Domain entity: Release
Release is an immutable, named, versioned collection of artifacts. It must contain a cryptographically signed:
- List of all artifacts and/or releases that comprise it.
- who created it.
- when it was created.
An interesting observation - our own use case (a release of GitLab) does not fit into our own existing definition of release. Existing release is bound to a repository, but a release of GitLab contains artifacts from many repositories - Gitaly, Pages, etc. We work around the limitation by storing versions of those things in files in the GitLab repository. I think there needs to be a first class feature for this use case. i.e. Release should probably not be bound to a project (although we can think of a repository as of a "holder" for releases); it should describe a collection of artifacts.

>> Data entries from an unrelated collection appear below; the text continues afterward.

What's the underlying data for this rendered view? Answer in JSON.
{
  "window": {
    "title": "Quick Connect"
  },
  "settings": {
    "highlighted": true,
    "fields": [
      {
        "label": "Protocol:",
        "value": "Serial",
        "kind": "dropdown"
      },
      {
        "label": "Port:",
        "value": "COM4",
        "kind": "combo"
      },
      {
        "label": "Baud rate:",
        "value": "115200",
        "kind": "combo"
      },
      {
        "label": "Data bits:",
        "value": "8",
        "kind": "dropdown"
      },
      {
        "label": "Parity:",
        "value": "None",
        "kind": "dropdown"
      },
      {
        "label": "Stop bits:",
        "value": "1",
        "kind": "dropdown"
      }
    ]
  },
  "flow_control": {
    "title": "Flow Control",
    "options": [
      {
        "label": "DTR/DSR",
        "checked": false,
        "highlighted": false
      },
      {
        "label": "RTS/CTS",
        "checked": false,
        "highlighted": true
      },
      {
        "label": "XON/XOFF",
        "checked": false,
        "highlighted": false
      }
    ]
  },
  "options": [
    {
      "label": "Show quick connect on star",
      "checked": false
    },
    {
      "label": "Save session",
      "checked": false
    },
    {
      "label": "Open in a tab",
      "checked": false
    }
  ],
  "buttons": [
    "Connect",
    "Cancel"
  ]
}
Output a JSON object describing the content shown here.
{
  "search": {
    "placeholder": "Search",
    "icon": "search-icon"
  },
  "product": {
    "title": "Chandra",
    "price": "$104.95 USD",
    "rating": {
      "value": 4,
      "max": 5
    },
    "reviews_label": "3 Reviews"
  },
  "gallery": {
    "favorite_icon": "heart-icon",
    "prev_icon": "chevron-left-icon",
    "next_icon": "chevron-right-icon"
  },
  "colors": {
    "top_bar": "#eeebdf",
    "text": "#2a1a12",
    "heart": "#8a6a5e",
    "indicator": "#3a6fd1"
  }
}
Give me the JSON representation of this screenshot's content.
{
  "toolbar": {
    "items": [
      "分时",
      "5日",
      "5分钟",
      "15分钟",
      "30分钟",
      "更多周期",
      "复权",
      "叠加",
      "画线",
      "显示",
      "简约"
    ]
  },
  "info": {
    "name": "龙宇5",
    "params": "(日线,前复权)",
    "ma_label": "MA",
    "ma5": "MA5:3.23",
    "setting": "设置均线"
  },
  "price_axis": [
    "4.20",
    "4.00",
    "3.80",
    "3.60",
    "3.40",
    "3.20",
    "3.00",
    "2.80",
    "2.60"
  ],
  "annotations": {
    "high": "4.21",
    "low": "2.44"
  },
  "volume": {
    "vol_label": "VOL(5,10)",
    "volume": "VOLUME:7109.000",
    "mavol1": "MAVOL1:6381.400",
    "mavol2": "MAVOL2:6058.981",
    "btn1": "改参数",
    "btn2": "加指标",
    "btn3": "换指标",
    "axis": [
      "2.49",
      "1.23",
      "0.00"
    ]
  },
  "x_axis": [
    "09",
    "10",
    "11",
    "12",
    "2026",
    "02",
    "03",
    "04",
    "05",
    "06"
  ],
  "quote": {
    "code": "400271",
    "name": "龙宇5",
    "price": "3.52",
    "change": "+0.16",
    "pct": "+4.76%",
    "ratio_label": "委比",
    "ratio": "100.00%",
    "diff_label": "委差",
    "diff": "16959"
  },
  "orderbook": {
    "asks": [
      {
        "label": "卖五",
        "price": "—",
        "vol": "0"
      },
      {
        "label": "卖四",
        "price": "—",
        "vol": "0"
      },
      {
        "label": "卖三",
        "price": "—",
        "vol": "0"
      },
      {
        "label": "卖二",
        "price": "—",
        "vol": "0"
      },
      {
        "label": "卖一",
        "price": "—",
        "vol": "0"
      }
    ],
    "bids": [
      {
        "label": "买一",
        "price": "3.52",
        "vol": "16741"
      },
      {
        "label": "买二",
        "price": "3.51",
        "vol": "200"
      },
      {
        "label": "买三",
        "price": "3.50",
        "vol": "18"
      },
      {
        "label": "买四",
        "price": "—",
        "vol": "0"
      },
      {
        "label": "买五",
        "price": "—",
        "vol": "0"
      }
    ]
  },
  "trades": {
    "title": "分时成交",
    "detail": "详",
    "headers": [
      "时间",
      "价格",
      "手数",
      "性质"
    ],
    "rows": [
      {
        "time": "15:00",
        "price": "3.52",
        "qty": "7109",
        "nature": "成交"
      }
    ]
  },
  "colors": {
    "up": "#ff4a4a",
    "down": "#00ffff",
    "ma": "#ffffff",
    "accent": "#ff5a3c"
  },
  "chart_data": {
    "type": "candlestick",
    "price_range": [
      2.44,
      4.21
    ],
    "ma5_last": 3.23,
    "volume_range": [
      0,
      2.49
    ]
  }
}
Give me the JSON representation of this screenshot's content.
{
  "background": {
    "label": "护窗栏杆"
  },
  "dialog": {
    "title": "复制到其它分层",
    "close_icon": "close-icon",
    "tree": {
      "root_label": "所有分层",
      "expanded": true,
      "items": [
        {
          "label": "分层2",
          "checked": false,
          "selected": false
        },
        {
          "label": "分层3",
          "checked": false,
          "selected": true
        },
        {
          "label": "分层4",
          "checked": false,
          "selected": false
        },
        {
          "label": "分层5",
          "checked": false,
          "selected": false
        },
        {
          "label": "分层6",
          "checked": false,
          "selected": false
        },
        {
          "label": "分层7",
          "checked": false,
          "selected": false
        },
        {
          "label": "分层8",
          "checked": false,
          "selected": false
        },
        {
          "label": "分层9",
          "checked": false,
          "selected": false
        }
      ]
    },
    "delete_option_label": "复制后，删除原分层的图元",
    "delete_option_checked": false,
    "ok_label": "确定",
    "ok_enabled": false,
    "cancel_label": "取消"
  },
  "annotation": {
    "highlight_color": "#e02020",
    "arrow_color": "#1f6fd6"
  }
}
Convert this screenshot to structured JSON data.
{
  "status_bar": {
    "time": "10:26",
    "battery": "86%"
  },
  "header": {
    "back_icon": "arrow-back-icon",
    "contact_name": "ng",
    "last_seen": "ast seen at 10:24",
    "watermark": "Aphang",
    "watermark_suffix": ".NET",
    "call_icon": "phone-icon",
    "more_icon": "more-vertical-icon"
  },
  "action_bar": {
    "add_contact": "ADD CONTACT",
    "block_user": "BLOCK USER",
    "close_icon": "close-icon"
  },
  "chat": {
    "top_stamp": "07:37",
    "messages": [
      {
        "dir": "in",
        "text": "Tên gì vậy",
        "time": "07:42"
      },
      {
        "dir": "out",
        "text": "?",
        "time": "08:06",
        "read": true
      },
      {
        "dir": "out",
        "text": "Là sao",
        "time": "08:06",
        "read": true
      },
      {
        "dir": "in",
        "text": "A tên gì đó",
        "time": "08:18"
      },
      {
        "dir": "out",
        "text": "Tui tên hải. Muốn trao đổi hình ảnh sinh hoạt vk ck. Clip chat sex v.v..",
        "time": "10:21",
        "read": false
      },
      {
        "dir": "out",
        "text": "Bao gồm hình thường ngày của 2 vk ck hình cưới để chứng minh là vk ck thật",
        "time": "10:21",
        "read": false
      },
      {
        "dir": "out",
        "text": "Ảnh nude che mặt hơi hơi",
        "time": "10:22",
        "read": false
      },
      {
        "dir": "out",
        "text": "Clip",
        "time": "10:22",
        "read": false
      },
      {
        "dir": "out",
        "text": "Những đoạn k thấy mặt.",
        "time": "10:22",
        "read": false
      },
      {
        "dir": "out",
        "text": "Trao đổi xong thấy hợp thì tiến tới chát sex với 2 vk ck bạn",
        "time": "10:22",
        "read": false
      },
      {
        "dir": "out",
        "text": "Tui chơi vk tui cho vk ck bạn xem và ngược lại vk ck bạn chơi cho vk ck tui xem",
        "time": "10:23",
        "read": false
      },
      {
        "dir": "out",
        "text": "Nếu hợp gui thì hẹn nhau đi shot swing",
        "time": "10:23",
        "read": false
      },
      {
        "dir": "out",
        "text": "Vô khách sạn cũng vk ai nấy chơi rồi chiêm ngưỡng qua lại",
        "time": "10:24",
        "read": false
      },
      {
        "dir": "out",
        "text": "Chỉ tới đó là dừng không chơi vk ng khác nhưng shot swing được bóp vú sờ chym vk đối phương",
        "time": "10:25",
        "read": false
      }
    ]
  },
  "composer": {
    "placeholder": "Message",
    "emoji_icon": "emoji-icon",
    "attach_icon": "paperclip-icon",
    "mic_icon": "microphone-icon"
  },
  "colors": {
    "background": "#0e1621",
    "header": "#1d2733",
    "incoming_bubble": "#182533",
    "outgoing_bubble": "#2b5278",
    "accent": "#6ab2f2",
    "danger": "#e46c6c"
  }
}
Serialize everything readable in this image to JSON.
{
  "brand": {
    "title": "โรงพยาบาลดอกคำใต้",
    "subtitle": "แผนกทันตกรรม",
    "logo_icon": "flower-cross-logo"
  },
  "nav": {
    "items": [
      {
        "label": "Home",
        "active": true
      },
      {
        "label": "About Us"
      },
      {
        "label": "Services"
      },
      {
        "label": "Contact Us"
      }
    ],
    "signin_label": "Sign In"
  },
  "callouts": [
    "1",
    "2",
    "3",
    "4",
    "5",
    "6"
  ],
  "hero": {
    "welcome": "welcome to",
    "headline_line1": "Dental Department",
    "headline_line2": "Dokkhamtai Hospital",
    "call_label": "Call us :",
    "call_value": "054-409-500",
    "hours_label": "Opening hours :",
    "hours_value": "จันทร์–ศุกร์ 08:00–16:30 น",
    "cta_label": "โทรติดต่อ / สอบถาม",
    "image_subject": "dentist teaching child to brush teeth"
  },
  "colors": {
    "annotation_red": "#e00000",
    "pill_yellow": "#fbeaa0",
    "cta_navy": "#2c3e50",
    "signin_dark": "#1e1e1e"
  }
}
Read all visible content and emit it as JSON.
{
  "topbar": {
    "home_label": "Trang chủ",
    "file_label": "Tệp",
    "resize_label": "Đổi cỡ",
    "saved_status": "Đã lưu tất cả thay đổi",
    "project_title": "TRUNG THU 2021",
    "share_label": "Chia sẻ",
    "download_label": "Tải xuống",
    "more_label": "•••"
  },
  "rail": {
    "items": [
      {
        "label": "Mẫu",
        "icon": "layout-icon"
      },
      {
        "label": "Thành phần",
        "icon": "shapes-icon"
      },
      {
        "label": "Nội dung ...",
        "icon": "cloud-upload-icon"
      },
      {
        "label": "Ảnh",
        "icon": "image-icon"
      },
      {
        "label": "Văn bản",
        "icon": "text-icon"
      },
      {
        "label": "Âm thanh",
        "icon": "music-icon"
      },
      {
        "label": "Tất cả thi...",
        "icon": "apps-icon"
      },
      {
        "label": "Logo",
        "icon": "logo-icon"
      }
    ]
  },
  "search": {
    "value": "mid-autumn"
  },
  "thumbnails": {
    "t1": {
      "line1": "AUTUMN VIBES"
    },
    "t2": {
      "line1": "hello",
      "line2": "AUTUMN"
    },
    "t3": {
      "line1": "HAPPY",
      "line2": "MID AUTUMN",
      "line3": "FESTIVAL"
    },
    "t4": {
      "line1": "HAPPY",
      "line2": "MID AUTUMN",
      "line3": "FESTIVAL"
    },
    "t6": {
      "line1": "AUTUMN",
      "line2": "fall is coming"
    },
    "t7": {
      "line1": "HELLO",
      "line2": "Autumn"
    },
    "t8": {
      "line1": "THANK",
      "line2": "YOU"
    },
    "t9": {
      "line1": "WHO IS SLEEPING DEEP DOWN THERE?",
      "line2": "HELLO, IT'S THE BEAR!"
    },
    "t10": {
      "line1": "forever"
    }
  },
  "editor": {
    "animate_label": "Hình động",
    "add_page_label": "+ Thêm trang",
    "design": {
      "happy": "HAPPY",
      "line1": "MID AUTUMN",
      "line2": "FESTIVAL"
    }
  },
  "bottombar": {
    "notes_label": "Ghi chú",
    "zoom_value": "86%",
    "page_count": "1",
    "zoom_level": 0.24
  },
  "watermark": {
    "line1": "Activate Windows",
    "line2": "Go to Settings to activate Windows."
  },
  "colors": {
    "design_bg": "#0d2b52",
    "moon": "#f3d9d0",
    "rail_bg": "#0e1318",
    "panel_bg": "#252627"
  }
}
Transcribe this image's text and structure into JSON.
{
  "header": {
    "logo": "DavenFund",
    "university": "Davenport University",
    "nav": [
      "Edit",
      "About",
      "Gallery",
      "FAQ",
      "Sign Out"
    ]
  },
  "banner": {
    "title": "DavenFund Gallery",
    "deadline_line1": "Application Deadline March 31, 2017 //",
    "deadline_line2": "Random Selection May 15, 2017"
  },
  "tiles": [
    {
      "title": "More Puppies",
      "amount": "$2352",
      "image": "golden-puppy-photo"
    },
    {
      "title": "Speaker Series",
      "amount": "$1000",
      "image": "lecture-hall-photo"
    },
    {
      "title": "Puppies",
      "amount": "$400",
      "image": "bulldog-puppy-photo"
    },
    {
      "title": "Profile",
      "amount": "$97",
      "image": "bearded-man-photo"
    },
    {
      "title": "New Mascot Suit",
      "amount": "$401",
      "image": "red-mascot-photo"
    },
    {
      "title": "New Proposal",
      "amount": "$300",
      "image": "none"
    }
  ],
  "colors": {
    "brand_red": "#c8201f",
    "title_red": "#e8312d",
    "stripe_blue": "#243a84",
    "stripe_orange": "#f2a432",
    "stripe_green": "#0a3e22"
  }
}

Otherwise, we already collect some metadata when a release is created, which is very good.
Things to avoid
I believe it's more important to learn from failure than from success. Here is a list of poor design choices (in my personal opinion) that we should avoid.
Templating configuration
Please see Parameterization pitfalls section of the Declarative application management in Kubernetes
document.
One special problem - when substitution happens, is the string properly escaped? Hard to tell when there are nested layers - e.g. a string in a shell script in a string in a YAML file.
The above document also talks about configuration DSLs. I believe this does not apply to the DSL proposed here since there is no underlying configuration API - we are modeling a workflow, not replacing declarative configuration with a DSL. Declarative graph that is the result of DSL evaluation is an implementation detail, not an output, visible by the user.